Before the exam, the candidate should be able to do all of the following without notes: balance a half-equation in acid without losing the spectator ions; write a mole ladder and identify the limiting reagent in two minutes; write the rate expression from a table of initial rates and quote the units of k; sketch a Maxwell–Boltzmann distribution with the activation energy shaded; write Kc and Kp expressions for a homogeneous and a heterogeneous equilibrium; use ΔG° = −RT ln K to find K at a given temperature; convert a slope on a ln k against 1/T plot to an activation energy in kJ mol⁻¹ with the correct sign.

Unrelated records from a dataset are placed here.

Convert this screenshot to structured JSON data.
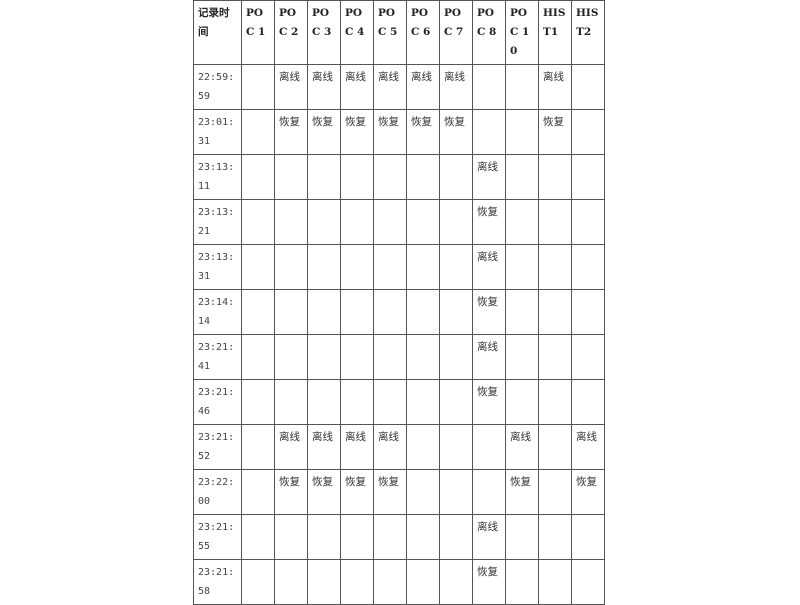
{
  "headers": [
    "记录时间",
    "POC 1",
    "POC 2",
    "POC 3",
    "POC 4",
    "POC 5",
    "POC 6",
    "POC 7",
    "POC 8",
    "POC 10",
    "HIST1",
    "HIST2"
  ],
  "rows": [
    [
      "22:59:59",
      "",
      "离线",
      "离线",
      "离线",
      "离线",
      "离线",
      "离线",
      "",
      "",
      "离线",
      ""
    ],
    [
      "23:01:31",
      "",
      "恢复",
      "恢复",
      "恢复",
      "恢复",
      "恢复",
      "恢复",
      "",
      "",
      "恢复",
      ""
    ],
    [
      "23:13:11",
      "",
      "",
      "",
      "",
      "",
      "",
      "",
      "离线",
      "",
      "",
      ""
    ],
    [
      "23:13:21",
      "",
      "",
      "",
      "",
      "",
      "",
      "",
      "恢复",
      "",
      "",
      ""
    ],
    [
      "23:13:31",
      "",
      "",
      "",
      "",
      "",
      "",
      "",
      "离线",
      "",
      "",
      ""
    ],
    [
      "23:14:14",
      "",
      "",
      "",
      "",
      "",
      "",
      "",
      "恢复",
      "",
      "",
      ""
    ],
    [
      "23:21:41",
      "",
      "",
      "",
      "",
      "",
      "",
      "",
      "离线",
      "",
      "",
      ""
    ],
    [
      "23:21:46",
      "",
      "",
      "",
      "",
      "",
      "",
      "",
      "恢复",
      "",
      "",
      ""
    ],
    [
      "23:21:52",
      "",
      "离线",
      "离线",
      "离线",
      "离线",
      "",
      "",
      "",
      "离线",
      "",
      "离线"
    ],
    [
      "23:22:00",
      "",
      "恢复",
      "恢复",
      "恢复",
      "恢复",
      "",
      "",
      "",
      "恢复",
      "",
      "恢复"
    ],
    [
      "23:21:55",
      "",
      "",
      "",
      "",
      "",
      "",
      "",
      "离线",
      "",
      "",
      ""
    ],
    [
      "23:21:58",
      "",
      "",
      "",
      "",
      "",
      "",
      "",
      "恢复",
      "",
      "",
      ""
    ]
  ]
}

If any of those steps is shaky, the candidate should revisit the relevant sub-topic before the exam. The point of a checklist is to convert a vague feeling of preparation into a specific list of practiced and un-practised skills. Most candidates reading this who feel "mostly ready" will find that two or three items on the list are still under-practised; those two or three items are the difference between the band they have and the band they want.

IB Chemistry Reactivity 2 rewards candidates who treat small technical habits as the unit of progress. The mole ladder, the units of k, the solids-out rule for Kc, the sign on the Arrhenius slope — each of these is worth a mark or two on the day, and the marks accumulate across the paper. A preparation strategy that drills those habits in isolation, then recombines them under timed conditions, is the strategy that produces level 7s on Reactivity 2.

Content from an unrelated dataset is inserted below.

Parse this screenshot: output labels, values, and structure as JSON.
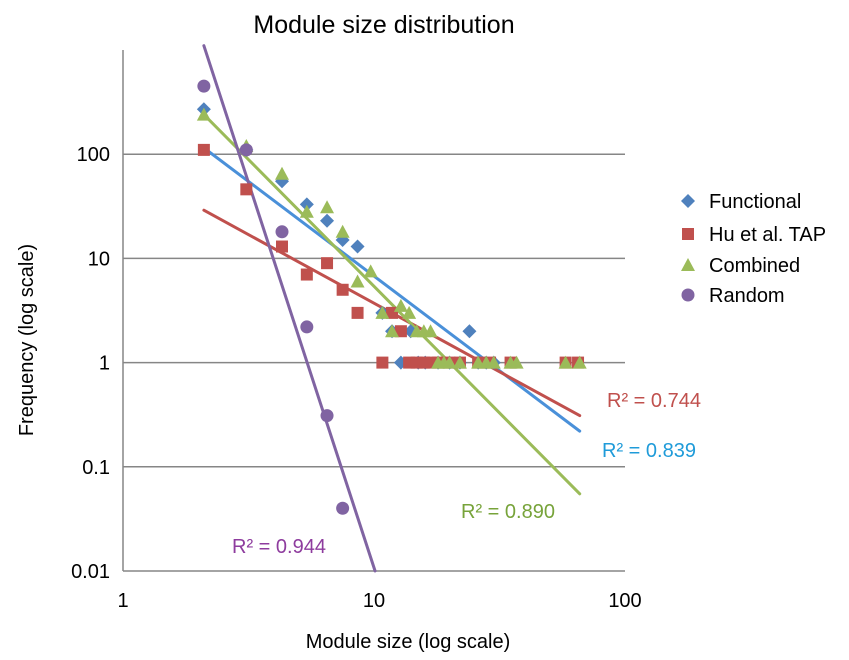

For candidates aiming at the top band, IB Courses' one-to-one IB Chemistry HL programme builds a per-student Reactivity 2 ladder from Paper 1 and Paper 2 error logs, then rehearses the limiting-reagent, rate-expression and Kc-expression families until the small habits become automatic. Reach out for a diagnostic mock and a tailored preparation plan.

Frequently asked questions

How much of the IB Chemistry Paper 2 comes from Reactivity 2?
On a typical Paper 2, Reactivity 2 contributes between 15 and 22 of the 50 SL marks or 25 and 35 of the 90 HL marks, distributed across Section A structured questions and one or two Section B extended-response items. Stoichiometry, kinetics and equilibrium are the most common homes for the section B choice questions.
Do SL candidates need to learn the Arrhenius equation?
No. The Arrhenius equation in the form ln k = -E_a/RT + ln A, the interpretation of a ln k against 1/T plot, and the calculation of activation energy from the slope are all HL extension material. SL candidates are expected to describe the effect of temperature on rate qualitatively and to interpret a Maxwell-Boltzmann distribution diagram, but not to extract E_a numerically.
Should Kc and Kp be written with units?
By convention Kc and Kp are treated as dimensionless, because activities and fugacities are used in their rigorous definitions. In an IB exam, omitting the unit is fine. Writing a unit is not penalised, but writing an inconsistent unit (for example mol dm-3 on a second-order Kc) is a small mark loss. The safe choice is to leave the value as a number.
How do I tell if a Paper 1 question is testing 2.1, 2.2 or 2.3?
Read the units in the stem. A question with masses, volumes in cm3, and concentrations in mol dm-3 is a 2.1 stoichiometry question. A question with rates, time units, and a table of initial concentrations is a 2.2 kinetics question. A question with partial pressures in kPa, an equilibrium symbol, or the words 'at equilibrium' is a 2.3 equilibrium question. The unit cue is more reliable than the surface wording.
What is the single most efficient revision activity for Reactivity 2?
Working through the past Paper 2 Section A questions on stoichiometry, kinetics and equilibrium, marking them with the IB mark scheme, and rewriting the lost marks as a one-sentence lesson on the page. The lesson sentence is the unit of progress. Two or three cycles of this across the weeks before the exam produces a measurable band shift, whereas rereading the syllabus guide does not.